Human action detection is an important problem in computer vision, which has broad practical applications like visual surveillance, human-computer interaction and intelligent robot navigation. Unlike action recognition and offline action detection, which determine the action after it is fully observed, online action detection aims to detect the action on the fly, as early as possible. It is much desirable to accurately and timely localize the start point and end point of an action along the time and determine the action type as illustrated in Fig. 1. Besides, it is also desirable to forecast the start and end of the actions prior to their occurrence. For example, for intelligent robot system, in addition to the accurate detection of actions, it would also be appreciated if it can predict the start of the impending action or the end of the ongoing actions and then get something ready for the person it serves, e.g., passing towels when he/she finishes washing hands. Therefore, the detection and forecast system could respond to impending or ongoing events accurately and as soon as possible, to provide better user experiences.

For human action recognition and detection, many research works have been designed for RGB videos recorded by 2D cameras in the past couple of decades [1]. In recent years, with the prevalence of the affordable color-depth sensing cameras, such as the Microsoft Kinect [2], it is much easier and cheaper to obtain depth data and thus the 3D skeleton of human body (see skeleton examples in Fig. 1). Biological observations suggest that skeleton, as an intrinsic high level representation, is very valuable information for recognizing actions by humans [3]. In comparison to RGB video, such high level human representation by skeleton is robust to illumination and clustered background [4], but may not be appropriate for recognizing fine-grained actions with marginal differences. Taking the advantages of skeleton representation, in this paper, we investigate skeleton based human action detection. The addition of RGB information may result in better performance and will be addressed in the future work.

Figure 1: Illustration of online action detection. It aims to determine the action type and the localization on the fly. It is also desirable to forecast the start and end points (e.g., frames ahead).

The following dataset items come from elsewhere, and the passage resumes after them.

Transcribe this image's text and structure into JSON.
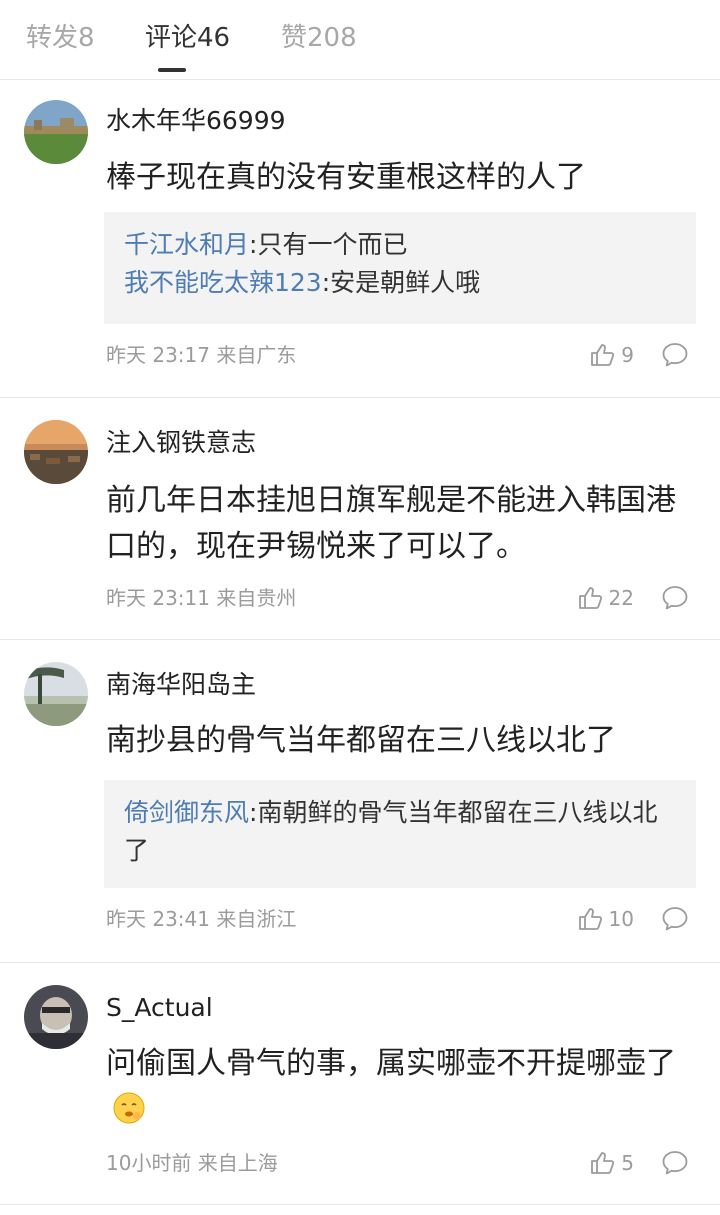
{
  "tabs": [
    {
      "label": "转发8"
    },
    {
      "label": "评论46"
    },
    {
      "label": "赞208"
    }
  ],
  "comments": [
    {
      "username": "水木年华66999",
      "text": "棒子现在真的没有安重根这样的人了",
      "replies": [
        {
          "name": "千江水和月",
          "text": ":只有一个而已"
        },
        {
          "name": "我不能吃太辣123",
          "text": ":安是朝鲜人哦"
        }
      ],
      "time": "昨天 23:17 来自广东",
      "likes": "9"
    },
    {
      "username": "注入钢铁意志",
      "text": "前几年日本挂旭日旗军舰是不能进入韩国港口的，现在尹锡悦来了可以了。",
      "time": "昨天 23:11 来自贵州",
      "likes": "22"
    },
    {
      "username": "南海华阳岛主",
      "text": "南抄县的骨气当年都留在三八线以北了",
      "replies": [
        {
          "name": "倚剑御东风",
          "text": ":南朝鲜的骨气当年都留在三八线以北了"
        }
      ],
      "time": "昨天 23:41 来自浙江",
      "likes": "10"
    },
    {
      "username": "S_Actual",
      "text": "问偷国人骨气的事，属实哪壶不开提哪壶了",
      "time": "10小时前 来自上海",
      "likes": "5"
    }
  ],
  "icons": {
    "like": "thumbs-up-icon",
    "reply": "comment-bubble-icon"
  }
}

Although online action detection is of great importance, there are very few works specially designed for it [5, 6]. Moreover, efficient exploitation of the advanced recurrent neural network (RNN) has not been well studied for the efficient temporal localization of actions. Most published methods are designed for offline detection [7], which performs detection after fully observing the sequence. To localize the action, most of previous works employ a sliding window design [8, 5, 9, 10], which divides the sequence into overlapped clips before action recognition/classification is performed on each clip. Such sliding window design has low computational efficiency. A method that divides the continuous sequence into short clips with the shot boundary detected by computing the color histogram and motion histogram was proposed in [11]. However, indirect modeling of action localization in such an unsupervised manner does not provide satisfactory performance. An algorithm which can intelligently localize the actions on the fly is much expected, being suitable for the streaming sequence with actions of uncertain length. For action recognition on a segmented clip, deep learning methods, such as convolutional neural networks and recurrent neural networks, have been shown to have superior performances on feature representation and temporal dynamics modeling [12, 13, 14, 15]. However, how to design an efficient online action detection system that leverages the neural network for the untrimmed streaming data is not well studied.

Figure 2: Architecture of the proposed joint classification-regression RNN framework for online action detection and forecasting.

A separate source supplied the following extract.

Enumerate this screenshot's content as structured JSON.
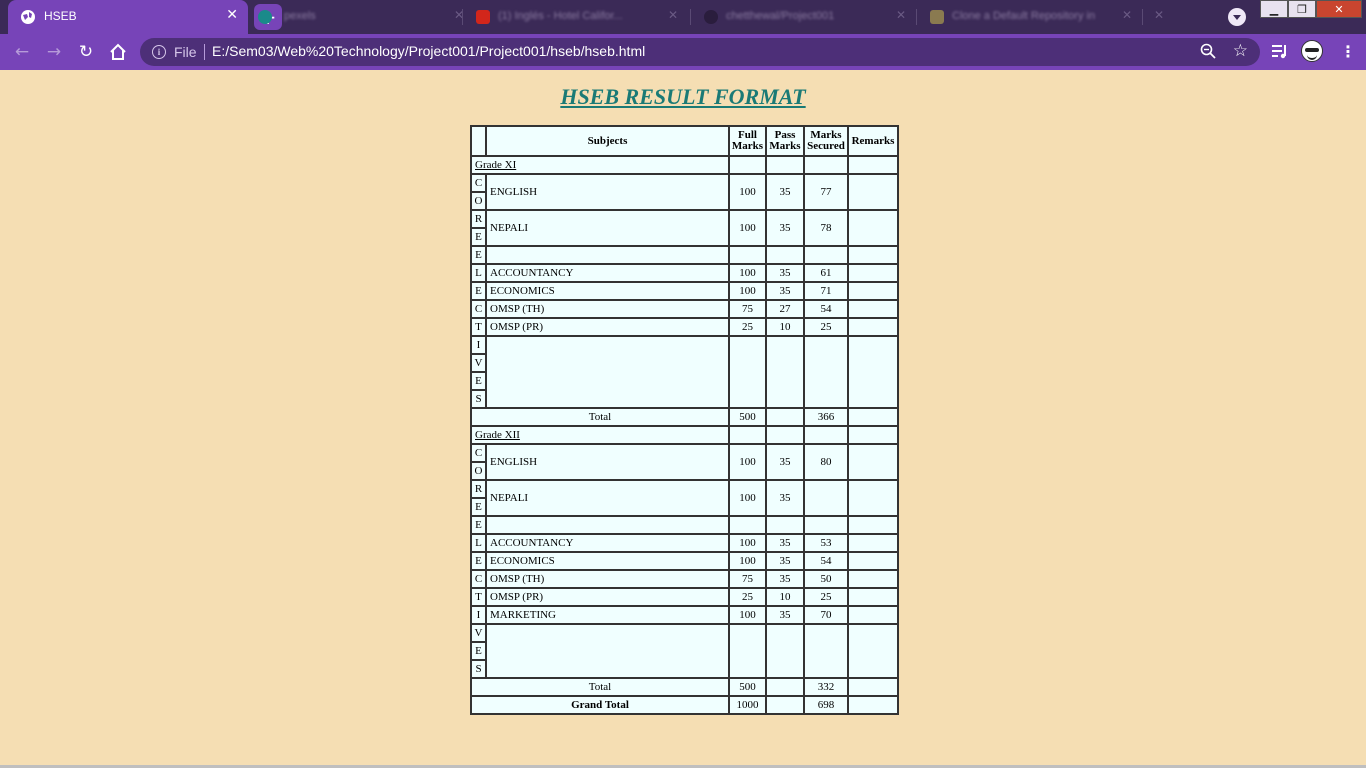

In this paper, we propose a Joint Classification-Regression Recurrent Neural Network to accurately detect the actions and localize the start and end positions of the actions on the fly from the streaming data. Fig. 2 shows the architecture of the proposed framework. Specifically, we use LSTM [16] as the recurrent layers to perform automatic feature learning and long-range temporal dynamics modeling. Our network is end-to-end trainable by optimizing a joint objective function of frame-wise action classification and temporal localization regression. On one hand, we perform frame-wise action classification, which aims to detect the actions timely. On the other hand, to better localize the start and end of actions, we incorporate the regression of the start and end points of actions into the network. We can forecast their occurrences in advance based on the regressed curve. We train this classification and regression network jointly to obtain high detection accuracy. Note that the detection is performed frame-by-frame and the temporal information is automatically learnt by the deep LSTM network without requiring a sliding window design, which is time efficient.

The main contributions of this paper are summarized as follows:

  • We investigate the new problem of online action detection for streaming skeleton data by leveraging recurrent neural network.

  • We propose an end-to-end Joint Classification-Regression RNN to address our target problem. Our method leverages the advantages of RNNs for frame-wise action detection and forecasting without requiring a sliding window design and explicit looking forward or backward.

  • We build a large action dataset for the task of online action detection from streaming sequence.

2 Related Work

2.1 Action Recognition and Action Detection

Action recognition and detection have attracted a lot of research interests in recent years. Most methods are designed for action recognition [13, 14, 17], i.e., to recognize the action type from a well-segmented sequence, or offline action detection [18, 10, 8, 19]. However, in many applications it is desirable to recognize the action on the fly, without waiting for the completion of the action, e.g., in human computer interaction to reduce the response delay. In [5], a learning formulation based on a structural SVM is proposed to recognize partial events, enabling early detection. To reduce the observational latency of human action recognition, a non-parametric moving pose framework [6] and a dynamic integral bag-of-words approach [20] are proposed respectively to detect actions earlier. Our model goes beyond early detection. Besides providing frame-wise class information, it forecasts the occurrence of start and end of actions.

To localize actions in streaming video sequence, existing detection methods utilize either sliding-window scheme [8, 5, 9, 10], or action proposal approaches [21, 22, 11]. These methods usually have low computational efficiency or unsatisfactory localization accuracy due to the overlapping design and unsupervised localization approach. Besides, it is not easy to determine the sliding-window size.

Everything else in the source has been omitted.